My writing process is very visual, and I have been told chaotic depending on whom you talk to. I have ADHD and OCD, and I am extremely visual. I map out my characters and their images as well as their outfits. My writing is very descriptive and visual so it’s important to me to have photos that paint the story in my head as I write about the locations and characters. Down to what car they drive, what pet they have, or what they are going to wear on a date.
My special needs son takes up all my time when I am not writing. However, when I am not writing I love to craft…and frequent trips to Hobby Lobby.
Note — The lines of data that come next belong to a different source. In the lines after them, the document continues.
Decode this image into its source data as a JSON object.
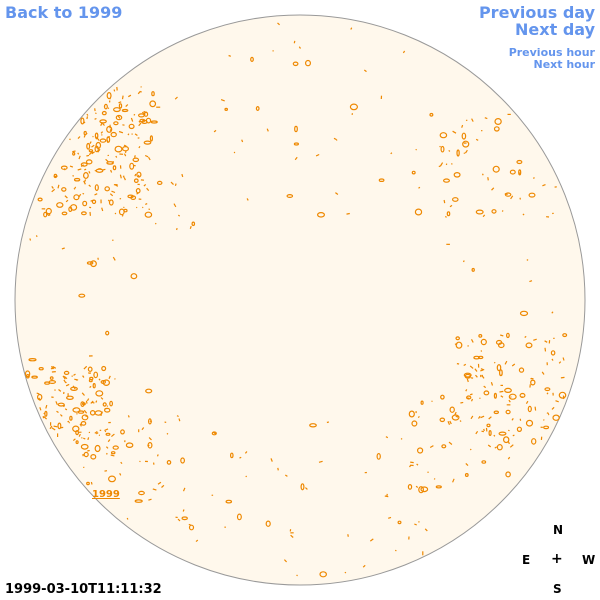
{
  "nav": {
    "back": "Back to 1999",
    "previous_day": "Previous day",
    "next_day": "Next day",
    "previous_hour": "Previous hour",
    "next_hour": "Next hour"
  },
  "timestamp": "1999-03-10T11:11:32",
  "year_label": "1999",
  "compass": {
    "north": "N",
    "south": "S",
    "east": "E",
    "west": "W",
    "center": "+"
  },
  "colors": {
    "disk_fill": "#fff8ec",
    "disk_outline": "#999999",
    "contour": "#ee8800",
    "link": "#6495ed"
  }
}
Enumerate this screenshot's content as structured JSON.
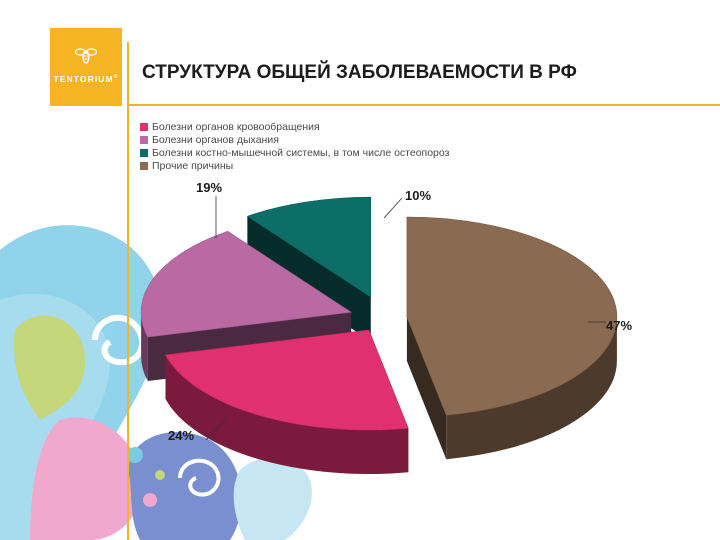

I usually will have a celebratory dinner of my favorite food and take a break. I get just as invested in my characters as readers so oftentimes I need a break just to breathe and say goodbye to them.
I love virtual release parties! They are so much fun. I tend to go live on IG or on TikTok and I often times will have a Zoom with readers to talk about the book about a week or two after release which is always really fun.
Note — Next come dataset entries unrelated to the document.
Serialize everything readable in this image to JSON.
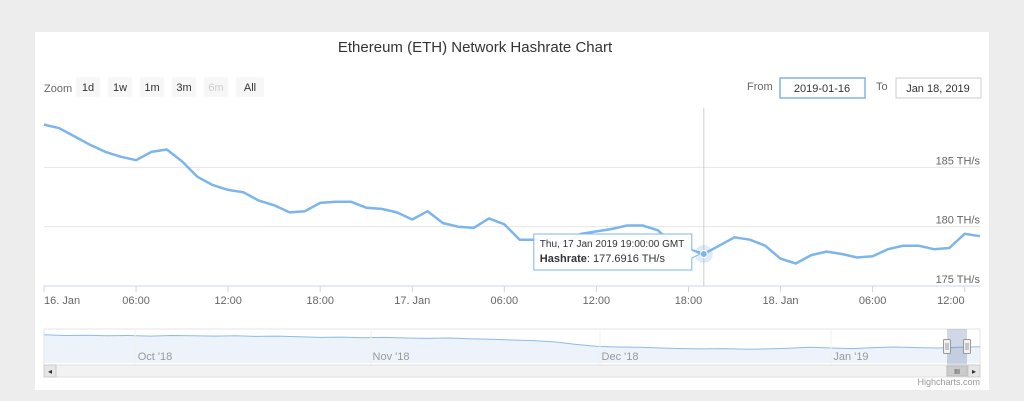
{
  "chart_data": {
    "type": "line",
    "title": "Ethereum (ETH) Network Hashrate Chart",
    "series": [
      {
        "name": "Hashrate",
        "color": "#7cb5ec",
        "x": [
          0,
          1,
          2,
          3,
          4,
          5,
          6,
          7,
          8,
          9,
          10,
          11,
          12,
          13,
          14,
          15,
          16,
          17,
          18,
          19,
          20,
          21,
          22,
          23,
          24,
          25,
          26,
          27,
          28,
          29,
          30,
          31,
          32,
          33,
          34,
          35,
          36,
          37,
          38,
          39,
          40,
          41,
          42,
          43,
          44,
          45,
          46,
          47,
          48,
          49,
          50,
          51,
          52,
          53,
          54,
          55,
          56,
          57,
          58,
          59,
          60,
          61
        ],
        "y": [
          188.6,
          188.3,
          187.6,
          186.9,
          186.3,
          185.9,
          185.6,
          186.3,
          186.5,
          185.5,
          184.2,
          183.5,
          183.1,
          182.9,
          182.2,
          181.8,
          181.2,
          181.3,
          182.0,
          182.1,
          182.1,
          181.6,
          181.5,
          181.2,
          180.6,
          181.3,
          180.3,
          180.0,
          179.9,
          180.7,
          180.2,
          178.9,
          178.9,
          178.6,
          178.6,
          179.4,
          179.6,
          179.8,
          180.1,
          180.1,
          179.7,
          178.5,
          178.1,
          177.7,
          178.4,
          179.1,
          178.9,
          178.4,
          177.3,
          176.9,
          177.6,
          177.9,
          177.7,
          177.4,
          177.5,
          178.1,
          178.4,
          178.4,
          178.1,
          178.2,
          179.4,
          179.2
        ]
      }
    ],
    "x_axis": {
      "tick_labels": [
        "16. Jan",
        "06:00",
        "12:00",
        "18:00",
        "17. Jan",
        "06:00",
        "12:00",
        "18:00",
        "18. Jan",
        "06:00",
        "12:00"
      ],
      "tick_positions_hours": [
        0,
        6,
        12,
        18,
        24,
        30,
        36,
        42,
        48,
        54,
        60
      ]
    },
    "y_axis": {
      "tick_labels": [
        "175 TH/s",
        "180 TH/s",
        "185 TH/s"
      ],
      "tick_values": [
        175,
        180,
        185
      ],
      "range": [
        175,
        190
      ],
      "grid": true
    },
    "tooltip": {
      "date_text": "Thu, 17 Jan 2019 19:00:00 GMT",
      "series_label": "Hashrate",
      "value_text": "177.6916 TH/s",
      "x": 43,
      "y": 177.6916
    },
    "navigator": {
      "tick_labels": [
        "Oct '18",
        "Nov '18",
        "Dec '18",
        "Jan '19"
      ]
    }
  },
  "range_selector": {
    "zoom_label": "Zoom",
    "buttons": [
      {
        "label": "1d",
        "disabled": false
      },
      {
        "label": "1w",
        "disabled": false
      },
      {
        "label": "1m",
        "disabled": false
      },
      {
        "label": "3m",
        "disabled": false
      },
      {
        "label": "6m",
        "disabled": true
      },
      {
        "label": "All",
        "disabled": false
      }
    ],
    "from_label": "From",
    "from_value": "2019-01-16",
    "to_label": "To",
    "to_value": "Jan 18, 2019"
  },
  "scrollbar": {
    "left_arrow": "◂",
    "right_arrow": "▸",
    "grip": "III"
  },
  "credits": "Highcharts.com"
}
This was a dream I had about Chris Evans at a Comic Con and saw a plus-size woman in his meet and greet and fell for her immediately. I had to write a love story like that. I feel like plus-size women especially feel like that could happen to someone thin and beautiful, but not to someone like us. I wanted to be Leighann as much as readers do.
So many! This was my first novel so there’s a lot of familiarity with everyone.
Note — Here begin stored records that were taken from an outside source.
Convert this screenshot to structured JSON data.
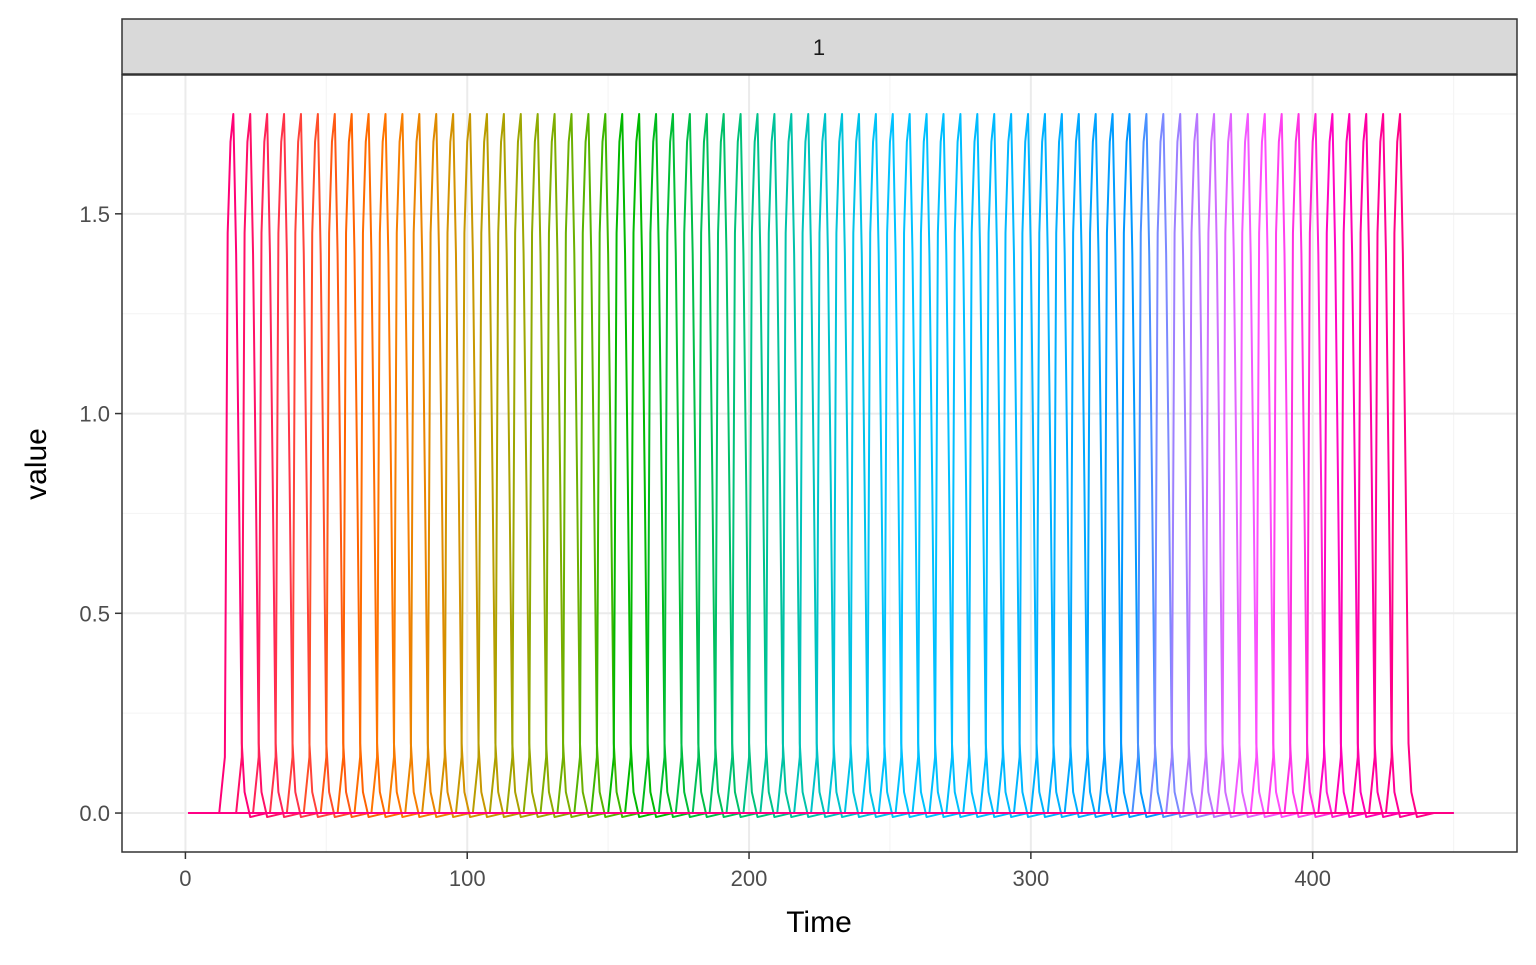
{
  "chart_data": {
    "type": "line",
    "facet_label": "1",
    "xlabel": "Time",
    "ylabel": "value",
    "xlim": [
      -22.5,
      472.5
    ],
    "ylim": [
      -0.0975,
      1.8475
    ],
    "x_ticks": [
      0,
      100,
      200,
      300,
      400
    ],
    "x_tick_labels": [
      "0",
      "100",
      "200",
      "300",
      "400"
    ],
    "y_ticks": [
      0,
      0.5,
      1,
      1.5
    ],
    "y_tick_labels": [
      "0.0",
      "0.5",
      "1.0",
      "1.5"
    ],
    "grid": true,
    "legend": "none",
    "x_range": [
      1,
      450
    ],
    "baseline_value": 0,
    "peak_value": 1.75,
    "undershoot_value": -0.01,
    "pulse_width": 11,
    "peak_times": [
      17,
      23,
      29,
      35,
      41,
      47,
      53,
      59,
      65,
      71,
      77,
      83,
      89,
      95,
      101,
      107,
      113,
      119,
      125,
      131,
      137,
      143,
      149,
      155,
      161,
      167,
      173,
      179,
      185,
      191,
      197,
      203,
      209,
      215,
      221,
      227,
      233,
      239,
      245,
      251,
      257,
      263,
      269,
      275,
      281,
      287,
      293,
      299,
      305,
      311,
      317,
      323,
      329,
      335,
      341,
      347,
      353,
      359,
      365,
      371,
      377,
      383,
      389,
      395,
      401,
      407,
      413,
      419,
      425,
      431
    ],
    "colors": {
      "panel_border": "#333333",
      "grid_major": "#ebebeb",
      "grid_minor": "#f5f5f5",
      "strip_fill": "#d9d9d9"
    }
  }
}
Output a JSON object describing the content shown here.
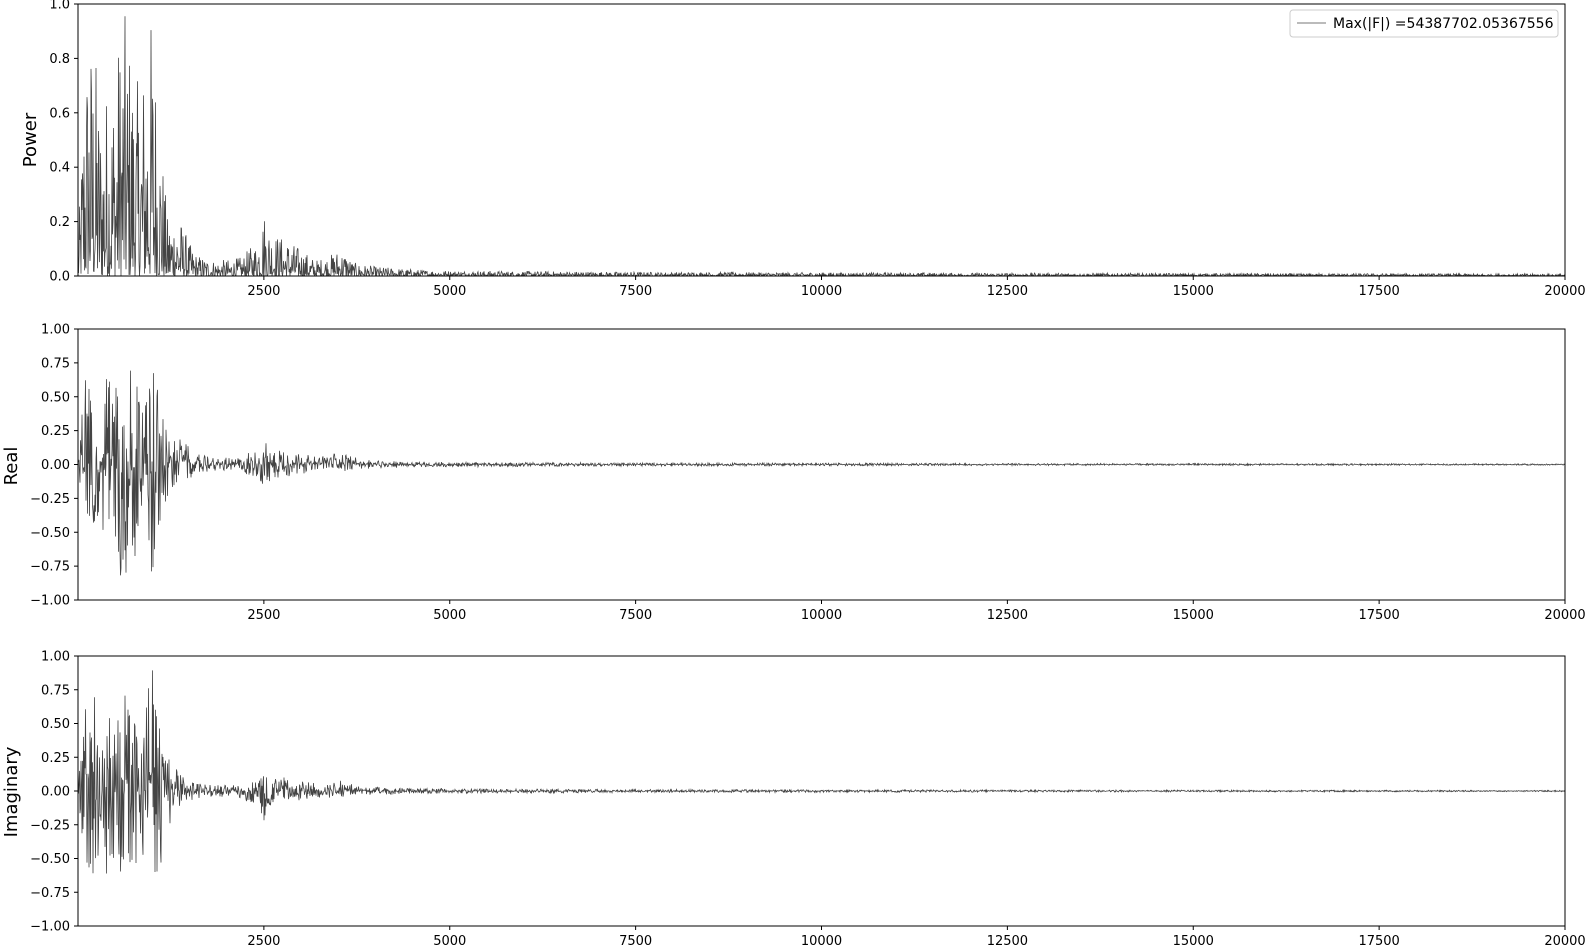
{
  "colors": {
    "line": "#444444",
    "frame": "#000000",
    "legend_border": "#cccccc",
    "legend_line": "#777777"
  },
  "legend": {
    "label": "Max(|F|) =54387702.05367556",
    "placement": "upper-right"
  },
  "chart_data": [
    {
      "type": "line",
      "ylabel": "Power",
      "xlim": [
        0,
        20000
      ],
      "ylim": [
        0,
        1.0
      ],
      "xticks": [
        2500,
        5000,
        7500,
        10000,
        12500,
        15000,
        17500,
        20000
      ],
      "xtick_labels": [
        "2500",
        "5000",
        "7500",
        "10000",
        "12500",
        "15000",
        "17500",
        "20000"
      ],
      "yticks": [
        0.0,
        0.2,
        0.4,
        0.6,
        0.8,
        1.0
      ],
      "ytick_labels": [
        "0.0",
        "0.2",
        "0.4",
        "0.6",
        "0.8",
        "1.0"
      ],
      "grid": false,
      "series": [
        {
          "envelope_x": [
            0,
            100,
            200,
            300,
            400,
            500,
            600,
            700,
            800,
            900,
            1000,
            1100,
            1200,
            1300,
            1400,
            1500,
            1600,
            1800,
            2000,
            2200,
            2400,
            2500,
            2600,
            2700,
            2800,
            3000,
            3200,
            3400,
            3500,
            3600,
            3700,
            4000,
            4500,
            5000,
            6000,
            7500,
            10000,
            12500,
            15000,
            17500,
            20000
          ],
          "envelope_upper": [
            0.1,
            0.88,
            0.93,
            0.65,
            0.72,
            0.8,
            1.0,
            0.89,
            0.72,
            0.82,
            1.0,
            0.6,
            0.22,
            0.25,
            0.2,
            0.12,
            0.08,
            0.06,
            0.06,
            0.07,
            0.13,
            0.25,
            0.18,
            0.15,
            0.14,
            0.1,
            0.06,
            0.08,
            0.1,
            0.09,
            0.05,
            0.035,
            0.025,
            0.02,
            0.018,
            0.015,
            0.013,
            0.011,
            0.01,
            0.009,
            0.008
          ],
          "envelope_lower": [
            0,
            0,
            0,
            0,
            0,
            0,
            0,
            0,
            0,
            0,
            0,
            0,
            0,
            0,
            0,
            0,
            0,
            0,
            0,
            0,
            0,
            0,
            0,
            0,
            0,
            0,
            0,
            0,
            0,
            0,
            0,
            0,
            0,
            0,
            0,
            0,
            0,
            0,
            0,
            0,
            0
          ]
        }
      ]
    },
    {
      "type": "line",
      "ylabel": "Real",
      "xlim": [
        0,
        20000
      ],
      "ylim": [
        -1.0,
        1.0
      ],
      "xticks": [
        2500,
        5000,
        7500,
        10000,
        12500,
        15000,
        17500,
        20000
      ],
      "xtick_labels": [
        "2500",
        "5000",
        "7500",
        "10000",
        "12500",
        "15000",
        "17500",
        "20000"
      ],
      "yticks": [
        -1.0,
        -0.75,
        -0.5,
        -0.25,
        0.0,
        0.25,
        0.5,
        0.75,
        1.0
      ],
      "ytick_labels": [
        "−1.00",
        "−0.75",
        "−0.50",
        "−0.25",
        "0.00",
        "0.25",
        "0.50",
        "0.75",
        "1.00"
      ],
      "grid": false,
      "series": [
        {
          "envelope_x": [
            0,
            100,
            200,
            300,
            400,
            500,
            600,
            700,
            800,
            900,
            1000,
            1100,
            1200,
            1300,
            1400,
            1600,
            1800,
            2000,
            2200,
            2400,
            2500,
            2600,
            2800,
            3000,
            3200,
            3400,
            3500,
            3600,
            3800,
            4000,
            4500,
            5000,
            6000,
            7500,
            10000,
            12500,
            15000,
            17500,
            20000
          ],
          "envelope_upper": [
            0.05,
            0.72,
            0.55,
            0.45,
            0.68,
            0.6,
            0.75,
            0.78,
            0.6,
            0.5,
            0.8,
            0.45,
            0.3,
            0.22,
            0.18,
            0.08,
            0.05,
            0.05,
            0.06,
            0.12,
            0.18,
            0.14,
            0.12,
            0.08,
            0.06,
            0.07,
            0.1,
            0.08,
            0.04,
            0.03,
            0.02,
            0.018,
            0.015,
            0.012,
            0.01,
            0.008,
            0.007,
            0.006,
            0.005
          ],
          "envelope_lower": [
            -0.05,
            -0.68,
            -0.48,
            -0.42,
            -0.6,
            -0.62,
            -0.97,
            -0.75,
            -0.7,
            -0.55,
            -0.92,
            -0.52,
            -0.3,
            -0.15,
            -0.12,
            -0.08,
            -0.05,
            -0.05,
            -0.06,
            -0.1,
            -0.16,
            -0.13,
            -0.1,
            -0.07,
            -0.05,
            -0.05,
            -0.06,
            -0.05,
            -0.03,
            -0.03,
            -0.02,
            -0.018,
            -0.015,
            -0.012,
            -0.01,
            -0.008,
            -0.007,
            -0.006,
            -0.005
          ]
        }
      ]
    },
    {
      "type": "line",
      "ylabel": "Imaginary",
      "xlim": [
        0,
        20000
      ],
      "ylim": [
        -1.0,
        1.0
      ],
      "xticks": [
        2500,
        5000,
        7500,
        10000,
        12500,
        15000,
        17500,
        20000
      ],
      "xtick_labels": [
        "2500",
        "5000",
        "7500",
        "10000",
        "12500",
        "15000",
        "17500",
        "20000"
      ],
      "yticks": [
        -1.0,
        -0.75,
        -0.5,
        -0.25,
        0.0,
        0.25,
        0.5,
        0.75,
        1.0
      ],
      "ytick_labels": [
        "−1.00",
        "−0.75",
        "−0.50",
        "−0.25",
        "0.00",
        "0.25",
        "0.50",
        "0.75",
        "1.00"
      ],
      "grid": false,
      "series": [
        {
          "envelope_x": [
            0,
            100,
            200,
            300,
            400,
            500,
            600,
            700,
            800,
            900,
            1000,
            1100,
            1200,
            1300,
            1400,
            1600,
            1800,
            2000,
            2200,
            2400,
            2500,
            2600,
            2800,
            3000,
            3200,
            3400,
            3500,
            3600,
            3800,
            4000,
            4500,
            5000,
            6000,
            7500,
            10000,
            12500,
            15000,
            17500,
            20000
          ],
          "envelope_upper": [
            0.05,
            0.8,
            0.92,
            0.5,
            0.55,
            0.6,
            0.92,
            0.85,
            0.55,
            0.65,
            0.92,
            0.5,
            0.3,
            0.18,
            0.12,
            0.06,
            0.05,
            0.05,
            0.06,
            0.12,
            0.16,
            0.12,
            0.1,
            0.08,
            0.06,
            0.07,
            0.08,
            0.07,
            0.04,
            0.03,
            0.02,
            0.018,
            0.015,
            0.012,
            0.01,
            0.008,
            0.007,
            0.006,
            0.005
          ],
          "envelope_lower": [
            -0.05,
            -0.55,
            -0.72,
            -0.6,
            -0.7,
            -0.6,
            -0.65,
            -0.68,
            -0.55,
            -0.6,
            -0.62,
            -0.66,
            -0.3,
            -0.15,
            -0.12,
            -0.06,
            -0.05,
            -0.05,
            -0.06,
            -0.12,
            -0.24,
            -0.1,
            -0.08,
            -0.07,
            -0.05,
            -0.05,
            -0.06,
            -0.05,
            -0.03,
            -0.03,
            -0.02,
            -0.018,
            -0.015,
            -0.012,
            -0.01,
            -0.008,
            -0.007,
            -0.006,
            -0.005
          ]
        }
      ]
    }
  ]
}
Madison is based on my son. He is developmentally disabled, so I know firsthand her struggles as well as Leighann’s being a special needs parent.
Evan is based on Chris Evans. His mannerisms from interviews and family camaraderie are very much present in this book.
Passionflix and my love for them are very present as well as my bond with my best friend, Redd Carter. We don’t have conversations like Redd and Leighann do (that’s fiction) but we very much have a close bond as they have.
Hands down the Boston accent! I had to make Boston proud with my descriptions of its locations and its lingo. They are completely passionate, and it was important for me to bring that out and let readers fall in love with Boston as I did while researching. Thank God for my many Bostonian friends who really helped me out.
The comedy! Leighann is hysterical…and her jokes are often one I say. The one-liners she pulls out in this book are just hilarious!
I wanted a HEA where a plus-size woman fell for Chris Evans, and he fell for her. I can count on one hand how many books exist like that. This book was more inspiration for me to get this book out into the world and really gain confidence as a woman and as a mom. I would say I wanted the reader to get the heartwarming love feelings they get reading a Debbie Macomber novel…with my added potty mouth.
There are so many good moments! My favorite LOL moment is the confrontation at the Red Sox game with her inner monologue. I laughed for hours writing that.
My most heartwarming moment is definitely Evan and Leighann talking at the aquarium. Special needs parents will immediately feel for Leighann. I often times had those feelings myself.
Oh geez…Evan would probably make me faint (because Chris Evans) and there’s no way I could function.
I would love to meet Leighann. She is one of the strongest FMC I have ever written and definitely the funniest!